The Justice Society, whom I’d never heard of, duly rock up in an attempt to restrain him, with ineffectual results, and they’re decidedly so-so in realisation. There’s a hint of Watchmen’s Minutemen in utilising an antique property (replaced by Justice League, effectively, but kept alive in various iterations), but they’re insufficiently distinct as individual members. Cyclone (Quintessa Swindell) and Atom Smasher (Noah Centineo) are junior members, Storm and Ant-Man variants, give or take, with added klutzy komedy from the latter. Hawkman (Adlis Hodge) inevitably suggests Falcon, but with a sillier costume. And while Hodge ensures his position against Adam’s flagrant behaviour is an insistent source of conflict, the performance is very one-note.
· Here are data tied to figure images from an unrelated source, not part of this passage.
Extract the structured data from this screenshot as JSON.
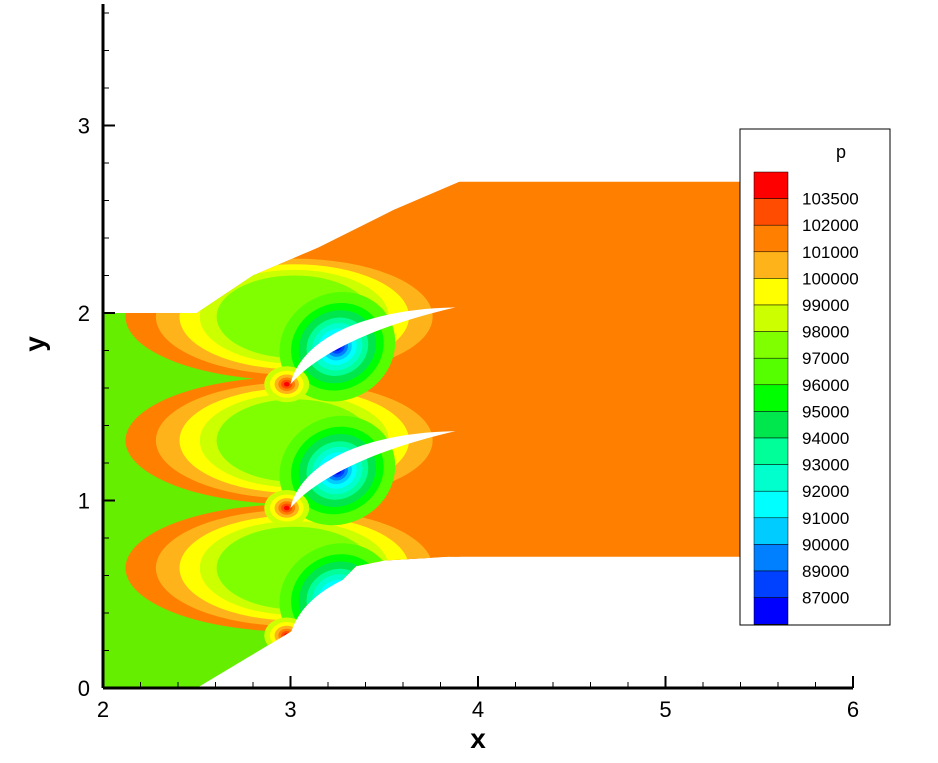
{
  "chart_data": {
    "type": "heatmap",
    "xlabel": "x",
    "ylabel": "y",
    "xlim": [
      2,
      6
    ],
    "ylim": [
      0,
      3.7
    ],
    "x_ticks": [
      2,
      3,
      4,
      5,
      6
    ],
    "y_ticks": [
      0,
      1,
      2,
      3
    ],
    "legend": {
      "title": "p",
      "placement": "right",
      "levels": [
        {
          "value": "103500",
          "color": "#ff0000"
        },
        {
          "value": "102000",
          "color": "#ff4c00"
        },
        {
          "value": "101000",
          "color": "#ff8000"
        },
        {
          "value": "100000",
          "color": "#ffb31a"
        },
        {
          "value": "99000",
          "color": "#ffff00"
        },
        {
          "value": "98000",
          "color": "#ccff00"
        },
        {
          "value": "97000",
          "color": "#80ff00"
        },
        {
          "value": "96000",
          "color": "#55ff00"
        },
        {
          "value": "95000",
          "color": "#00ff00"
        },
        {
          "value": "94000",
          "color": "#00e64d"
        },
        {
          "value": "93000",
          "color": "#00ff99"
        },
        {
          "value": "92000",
          "color": "#00ffcc"
        },
        {
          "value": "91000",
          "color": "#00ffff"
        },
        {
          "value": "90000",
          "color": "#00ccff"
        },
        {
          "value": "89000",
          "color": "#0080ff"
        },
        {
          "value": "87000",
          "color": "#0040ff"
        },
        {
          "value": "",
          "color": "#0000ff"
        }
      ]
    },
    "regions": {
      "inlet_pressure_color": "#66ee00",
      "outlet_pressure_color": "#ff7f00"
    },
    "domain_outline": [
      [
        2.0,
        0.0
      ],
      [
        2.5,
        0.0
      ],
      [
        3.0,
        0.3
      ],
      [
        3.35,
        0.65
      ],
      [
        3.5,
        0.68
      ],
      [
        3.85,
        0.7
      ],
      [
        6.0,
        0.7
      ],
      [
        6.0,
        2.7
      ],
      [
        3.9,
        2.7
      ],
      [
        3.55,
        2.55
      ],
      [
        3.15,
        2.35
      ],
      [
        2.8,
        2.2
      ],
      [
        2.5,
        2.0
      ],
      [
        2.0,
        2.0
      ]
    ],
    "blades": [
      {
        "leading_edge": [
          3.0,
          0.28
        ],
        "trailing_edge": [
          3.85,
          0.7
        ]
      },
      {
        "leading_edge": [
          3.0,
          0.96
        ],
        "trailing_edge": [
          3.88,
          1.37
        ]
      },
      {
        "leading_edge": [
          3.0,
          1.62
        ],
        "trailing_edge": [
          3.88,
          2.03
        ]
      }
    ]
  }
}
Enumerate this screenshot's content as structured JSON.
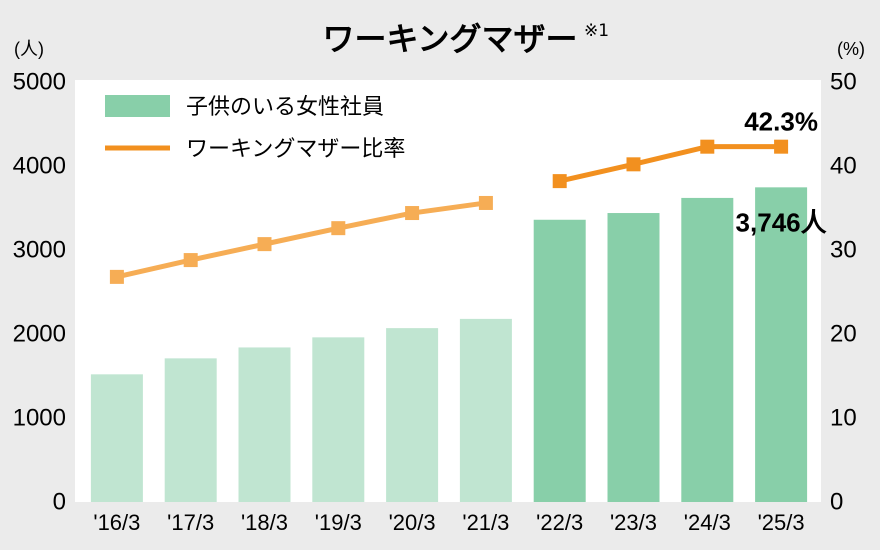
{
  "page": {
    "background": "#ebebeb"
  },
  "chart_data": {
    "type": "bar",
    "title": "ワーキングマザー",
    "title_note": "※1",
    "categories": [
      "'16/3",
      "'17/3",
      "'18/3",
      "'19/3",
      "'20/3",
      "'21/3",
      "'22/3",
      "'23/3",
      "'24/3",
      "'25/3"
    ],
    "series": [
      {
        "name": "子供のいる女性社員",
        "type": "bar",
        "axis": "left",
        "values": [
          1520,
          1710,
          1840,
          1960,
          2070,
          2180,
          3360,
          3440,
          3620,
          3746
        ]
      },
      {
        "name": "ワーキングマザー比率",
        "type": "line",
        "axis": "right",
        "values": [
          26.8,
          28.8,
          30.7,
          32.6,
          34.4,
          35.6,
          38.2,
          40.2,
          42.3,
          42.3
        ]
      }
    ],
    "y_left": {
      "label": "(人)",
      "range": [
        0,
        5000
      ],
      "ticks": [
        0,
        1000,
        2000,
        3000,
        4000,
        5000
      ]
    },
    "y_right": {
      "label": "(%)",
      "range": [
        0,
        50
      ],
      "ticks": [
        0,
        10,
        20,
        30,
        40,
        50
      ]
    },
    "groups": [
      {
        "start": 0,
        "end": 5,
        "bar_color": "#c0e5d1",
        "line_color": "#f6ad55"
      },
      {
        "start": 6,
        "end": 9,
        "bar_color": "#88cfa9",
        "line_color": "#f2901f"
      }
    ],
    "annotations": [
      {
        "text": "42.3%",
        "series": 1,
        "index": 9
      },
      {
        "text": "3,746人",
        "series": 0,
        "index": 9
      }
    ],
    "legend": "top-left",
    "grid": false,
    "colors": {
      "plot_background": "#ffffff",
      "text": "#000000"
    }
  }
}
Indeed, only Pierce Brosnan as Doctor Strange-variant Doctor Fate confers any grace on the Hawkster by claiming him as a dear friend, and Brosnan makes for the only performative still point in the movie.

I say Brosnan. I don’t know for a fact that’s a pretend Pierce, but let’s put it this way, if in 2012 your star is seen sporting a Vril-ish shiner when out and about on the town, the last thing you’re going to claim to allay suspicions is that it’s movie makeup he just happened to leave on at the end of the day.

Notably, the big villain of the piece is a full-on Satanist, such that Ishmael (Marwen Kenzari) is inscribed with horns and an inverted pentagram on his chest when he’s transformed into Sabbac (he’s empowered by the demons of Hell, appropriately enough: Sata, Aym, Belial, Beelzebub. Asmodeus and Crateis, it says here). That, combined with the voiced debate on good and bad, had me wondering if there was an intentional subscript here. The movie is, after all, starring White Hat Johnson. But as can be evidenced by the likes of Putin, being a White Hat is a very broad church. Being a “good guy” is not a necessary qualification. Rather, not being a certain sort of bad guy is.

So Adam is told by Hawkman “There is no ‘we’ here. there are only heroes and there are villains”. One might see the Justice Society as a global police force, akin to the UN, and therefore not really autonomous and in favour of truth and justice. “Our mission is to protect global stability” we are told, and that, in order to “restore peace”, they “will use force if necessary”. Adam, officially a bad guy, is celebrated by the people, exclaiming “Long live the champion!” In response to the claim “He is not a hero”, Adrianna says “Tell that to all the people he just liberated” along with a dismissive “Go and protect international stability somewhere else”. It’s almost as if there’s a parallel here to another globally despised leader who nevertheless provoked a groundswell of adoring proles in his wake.

Karim: Don’t worry. I die by electricity!

And on the White Hats front, Adrianna is also dismissive of this UN’s approach, whereby they “Split the world into good and bad – that’s easy when you’re drawing the line”. So there are some interesting debates ideas being floated here. The problems are that the generic invades at every turn. The Satanist villain is utterly anaemic in terms of hissability and even more so with regard to his engorged motion capture/CG appearance. Hero-worshipping son-surrogate scamp Amon (Bodhi Sabongui) is not only precocious – complete with a meta-lecture on DC marketing – but also far from the most versatile of performers. Mohammed Amer fares better as Adrianna’s fat Komedy brother, but again, we’re in the sphere of the formulaic. The less said about the citizens rising against undead hordes with “These are our streets!” the better. And what to make of the citizens’ triangle hands sign? Surely its equating Adam with the world dominion of the Illuminati? Isn’t it? 

That’s the problem with trying to discern White Hat intent in Dark Hollywood. Much of the time, one could make an obverse reading (after all, isn’t Adam, as a bad guy evoking sympathy, in the lineage of the rehabilitated Disney villains?) However the DC eventually shakes out, Black Adam never made much sense as a property to hinge bets on. It has little cachet in and of itself, so it’s essentially a Rock movie, its status to be judged on that basis. Consequently, given his historic indifference to a quality bar, it doesn’t land too badly, all told.